Один за другим умирали голоса, не досказав поэмы. Уже впились ногти задыхающихся детей в бедра Эрни; уже слабели объятия Голды, и холодели ее губы, когда, в отчаянии обхватив шею любимого, она прерывисто зашептала:
— Я, значит, больше тебя не увижу? Никогда, никогда?
Эрни удалось превозмочь огненную иглу, разрывавшую его горло, и уже когда слабеющее тело девушки оседало вниз, в густой тьме он широко раскрыл глаза и крикнул в ухо безжизненной Голде:
— Скоро мы встретимся, совсем скоро, клянусь тебе!
Потом он понял, что уже не в силах больше помочь никому на свете. И в последней вспышке сознания перед собственным уходом в небытие он вспомнил легенду о рабби Ханине бен Традионе, которую всегда весело рассказывал дед. Когда римляне обернули доброго рабби свитком Торы и бросили в костер за то, что он учил Закону, и когда загорелись поленья, которые мучители положили еще сырыми, чтоб продлить пытку, ученики его спросили: “Что ты видишь, учитель?” И рабби Ханина ответил: “Вижу, что пергамент горит, но буквы улетают”. “Да, да, буквы улетают”, — мысленно повторил Эрни Леви, когда пламя, сжигавшее его грудь, перекидывалось уже на мозг. Мертвыми руками обнимал он Голду, словно все еще хотел защитить свою любимую. Так в этой позе и нашла его зондеркомандо, на обязанности которой лежало сжигание евреев в печах крематория. И таких, как он, были миллионы. Миллионы луфтменчш превратились в луфт. Я и переводить не буду. Так что в финале этой истории нет чьей то могилы, куда можно прийти и поклониться праху. Ибо дым крематориев подчиняется тем же законам физики, что и всякий другой дым: частицы собираются и рассеиваются по ветру, который их гонит дальше. Есть только один способ почтить память погибших, уважаемый читатель, — печально смотреть иногда в небо, где собирается буря.

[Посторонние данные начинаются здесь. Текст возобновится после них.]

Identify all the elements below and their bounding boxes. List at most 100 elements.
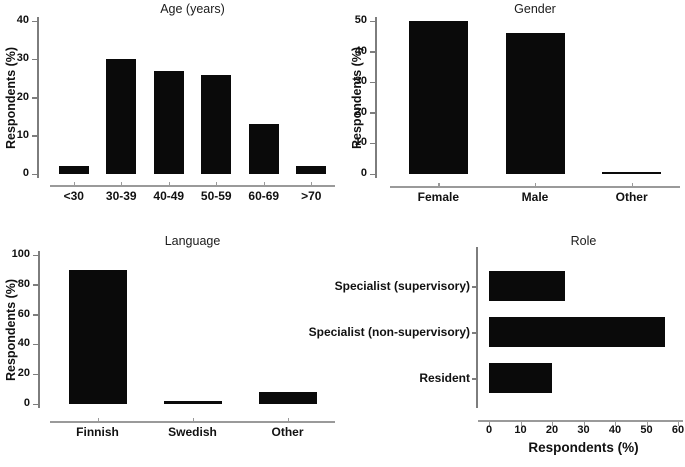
x-axis-line: [50, 421, 335, 423]
y-tick-mark: [33, 314, 38, 316]
y-tick-label: 40: [354, 44, 367, 57]
bar-age-0: [58, 166, 89, 174]
category-label: Other: [615, 190, 648, 204]
x-tick-mark: [615, 421, 617, 426]
y-tick-label: 30: [354, 75, 367, 88]
y-tick-mark: [33, 284, 38, 286]
bar-role-0: [489, 271, 565, 301]
x-tick-mark: [489, 421, 491, 426]
y-axis-line: [38, 251, 40, 408]
x-tick-mark: [73, 182, 75, 185]
x-tick-mark: [97, 418, 99, 421]
category-tick-mark: [472, 286, 476, 288]
y-tick-label: 0: [23, 397, 30, 409]
y-tick-label: 10: [354, 136, 367, 149]
category-label: Female: [417, 190, 459, 204]
y-tick-label: 20: [16, 90, 29, 103]
chart-title-role: Role: [570, 234, 597, 248]
y-tick-label: 20: [354, 105, 367, 118]
y-tick-label: 40: [16, 14, 29, 26]
panel-age: Age (years) Respondents (%) 0 10 20 30 40 <30…: [0, 0, 342, 230]
bar-age-1: [106, 59, 137, 174]
panel-role: Role Respondents (%) Specialist (supervi…: [308, 230, 685, 467]
x-axis-line: [478, 420, 683, 422]
category-label: Finnish: [76, 425, 119, 439]
y-tick-label: 100: [11, 248, 30, 260]
category-label: >70: [301, 189, 322, 203]
x-tick-label: 30: [577, 424, 590, 436]
category-label: 60-69: [248, 189, 280, 203]
bar-role-2: [489, 363, 552, 393]
category-label: Resident: [419, 371, 470, 385]
x-axis-line: [390, 186, 680, 188]
y-tick-label: 10: [16, 128, 29, 141]
bar-language-0: [68, 269, 127, 404]
y-tick-label: 60: [17, 307, 30, 320]
y-tick-label: 50: [354, 14, 367, 26]
y-tick-mark: [33, 343, 38, 346]
x-axis-line: [50, 185, 335, 187]
bar-role-1: [489, 317, 666, 347]
y-tick-mark: [370, 112, 375, 114]
bar-gender-1: [505, 33, 565, 174]
x-tick-mark: [631, 183, 633, 186]
x-tick-mark: [263, 182, 265, 185]
y-tick-mark: [370, 173, 375, 175]
chart-title-gender: Gender: [514, 2, 556, 16]
category-label: Other: [271, 425, 304, 439]
x-tick-label: 60: [671, 424, 685, 436]
bar-age-2: [153, 70, 184, 174]
x-tick-mark: [520, 421, 522, 426]
x-axis-label-role: Respondents (%): [528, 440, 639, 455]
y-tick-mark: [32, 20, 37, 22]
bar-gender-2: [602, 172, 662, 174]
y-tick-label: 20: [17, 367, 30, 380]
category-tick-mark: [472, 378, 476, 380]
bar-language-1: [163, 401, 222, 404]
y-tick-mark: [33, 403, 38, 405]
category-label: 50-59: [200, 189, 232, 203]
category-label: 30-39: [105, 189, 137, 203]
y-axis-line: [375, 17, 377, 178]
x-tick-mark: [438, 183, 440, 186]
x-tick-mark: [216, 182, 218, 185]
x-tick-mark: [192, 418, 194, 421]
y-tick-mark: [32, 58, 37, 61]
bar-age-3: [201, 74, 232, 174]
x-tick-label: 20: [545, 424, 559, 436]
x-tick-label: 50: [640, 424, 653, 436]
y-tick-mark: [370, 142, 375, 145]
y-tick-mark: [32, 97, 37, 99]
category-label: Specialist (supervisory): [334, 279, 470, 293]
x-tick-mark: [583, 421, 585, 426]
category-label: Male: [521, 190, 549, 204]
y-tick-label: 0: [360, 167, 367, 179]
x-tick-label: 40: [608, 424, 622, 436]
y-tick-label: 0: [22, 167, 29, 179]
y-tick-mark: [370, 51, 375, 53]
y-axis-line: [476, 247, 478, 408]
y-tick-mark: [370, 20, 375, 22]
category-label: 40-49: [153, 189, 185, 203]
y-tick-mark: [33, 254, 38, 256]
category-label: Specialist (non-supervisory): [308, 325, 470, 339]
x-tick-mark: [552, 421, 554, 426]
x-tick-mark: [535, 183, 537, 186]
chart-title-language: Language: [164, 234, 221, 248]
x-tick-label: 10: [514, 424, 527, 436]
panel-language: Language Respondents (%) 0 20 40 60 80 100 Fin…: [0, 230, 342, 467]
y-tick-mark: [32, 173, 37, 175]
bar-language-2: [258, 392, 317, 404]
x-tick-label: 0: [485, 424, 493, 436]
x-tick-mark: [678, 421, 680, 426]
x-tick-mark: [168, 182, 170, 185]
x-tick-mark: [121, 182, 123, 185]
y-tick-label: 40: [17, 337, 30, 350]
category-label: <30: [63, 189, 84, 203]
y-tick-label: 30: [16, 52, 29, 65]
y-tick-mark: [33, 373, 38, 376]
category-label: Swedish: [168, 425, 217, 439]
x-tick-mark: [646, 421, 648, 426]
y-tick-label: 80: [17, 277, 30, 290]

Да возвеличится. Освенцим. Имя твое. Майданек. Предвечный. Треблинка. Да возвеличится. Бухен-вальд. Имя твое. Маутхаузен. Предвечный. Белжен. Да возвеличится. Собибур. Имя твое. Хелмно. Предвечный. Лопари. Да возвеличится. Терезин. Имя твое. Варшава. Предвечный. Вильнюс. Да возвеличится. Скаржиско. Имя твое. Берген Бельзен. Предвечный. Янув. Да возвеличится. Дора. Имя твое. Ноенгамме. Предвечный. Пусткув. Да возвеличится.

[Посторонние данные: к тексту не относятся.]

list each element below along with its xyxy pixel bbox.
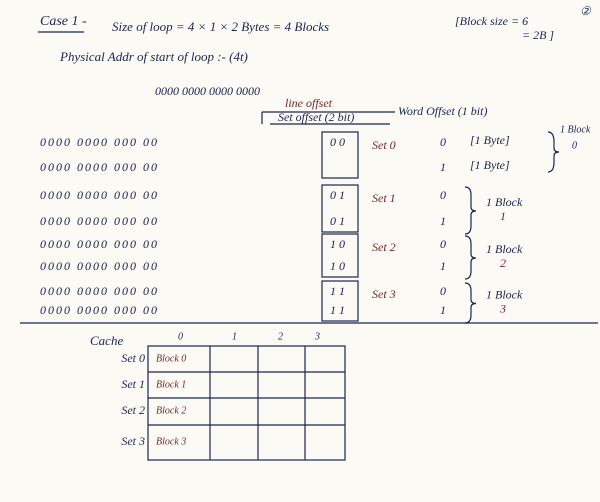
cache-block: Block 1 — [156, 379, 186, 390]
cache-title: Cache — [90, 333, 123, 348]
set-bits: 1 0 — [330, 237, 345, 251]
set-label: Set 2 — [372, 240, 396, 254]
cache-column: 2 — [278, 331, 283, 342]
address-row: 0000 0000 000 00 — [40, 160, 159, 174]
address-row: 0000 0000 000 00 — [40, 214, 159, 228]
cache-column: 3 — [314, 331, 320, 342]
set-box — [321, 233, 359, 278]
cache-set: Set 2 — [121, 403, 145, 417]
set-bits: 0 1 — [330, 188, 345, 202]
set-label: Set 3 — [372, 287, 396, 301]
brace — [464, 186, 477, 235]
case-title: Case 1 - — [40, 14, 87, 29]
block-num: 0 — [572, 140, 577, 151]
word-bit: 1 — [440, 259, 446, 273]
cache-set: Set 3 — [121, 434, 145, 448]
address-row: 0000 0000 000 00 — [40, 303, 159, 317]
word-bit: 1 — [440, 160, 446, 174]
address-row: 0000 0000 000 00 — [40, 135, 159, 149]
set-bits: 1 1 — [330, 303, 345, 317]
cache-border — [147, 345, 346, 461]
cache-block: Block 2 — [156, 405, 186, 416]
set-box — [321, 131, 359, 179]
address-row: 0000 0000 000 00 — [40, 259, 159, 273]
word-bit: 0 — [440, 237, 446, 251]
address-bits: 0000 0000 0000 0000 — [155, 84, 260, 98]
set-bits: 0 0 — [330, 135, 345, 149]
cache-column: 0 — [178, 331, 183, 342]
block-size-2: = 2B ] — [522, 28, 554, 42]
word-bit: 1 — [440, 303, 446, 317]
set-bits: 0 1 — [330, 214, 345, 228]
set-bits: 1 1 — [330, 284, 345, 298]
cache-grid — [147, 345, 346, 461]
block-num: 1 — [500, 209, 506, 223]
word-bit: 1 — [440, 214, 446, 228]
set-label: Set 1 — [372, 191, 396, 205]
block-num: 2 — [500, 256, 506, 270]
byte-label: [1 Byte] — [470, 158, 510, 172]
word-bit: 0 — [440, 188, 446, 202]
loop-size: Size of loop = 4 × 1 × 2 Bytes = 4 Block… — [112, 19, 329, 34]
block-label: 1 Block — [486, 287, 523, 301]
line-offset: line offset — [285, 96, 333, 110]
set-label: Set 0 — [372, 138, 396, 152]
set-box — [321, 184, 359, 233]
block-size: [Block size = 6 — [455, 14, 528, 28]
address-row: 0000 0000 000 00 — [40, 188, 159, 202]
address-label: Physical Addr of start of loop :- (4t) — [59, 49, 248, 64]
byte-label: [1 Byte] — [470, 133, 510, 147]
set-bits: 1 0 — [330, 259, 345, 273]
brace — [464, 282, 477, 324]
word-bit: 0 — [440, 284, 446, 298]
cache-set: Set 1 — [121, 377, 145, 391]
set-offset: Set offset (2 bit) — [278, 110, 354, 124]
brace — [547, 131, 560, 173]
cache-set: Set 0 — [121, 351, 145, 365]
block-label: 1 Block — [486, 242, 523, 256]
address-row: 0000 0000 000 00 — [40, 237, 159, 251]
block-label: 1 Block — [560, 124, 591, 135]
block-num: 3 — [499, 301, 506, 315]
address-row: 0000 0000 000 00 — [40, 284, 159, 298]
block-label: 1 Block — [486, 195, 523, 209]
word-offset: Word Offset (1 bit) — [398, 104, 487, 118]
page-number: ② — [580, 4, 592, 18]
word-bit: 0 — [440, 135, 446, 149]
brace — [464, 235, 477, 280]
set-box — [321, 280, 359, 322]
cache-block: Block 3 — [156, 436, 186, 447]
cache-block: Block 0 — [156, 353, 186, 364]
cache-column: 1 — [232, 331, 237, 342]
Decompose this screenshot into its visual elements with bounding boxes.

Иногда, правда, сердце рвется от горя. Но нередко, особенно но вечерам, мне кажется, будто Эрни Леви, который умер шесть миллионов раз, все еще жив, хоть я и не знаю, где… Вчера, когда меня трясло от отчаяния посреди улицы, живительная капля сострадания упала сверху мне на лицо: но в воздухе не было ни ветерка, в небе — ни тучки… Ничего. Только чье-то присутствие.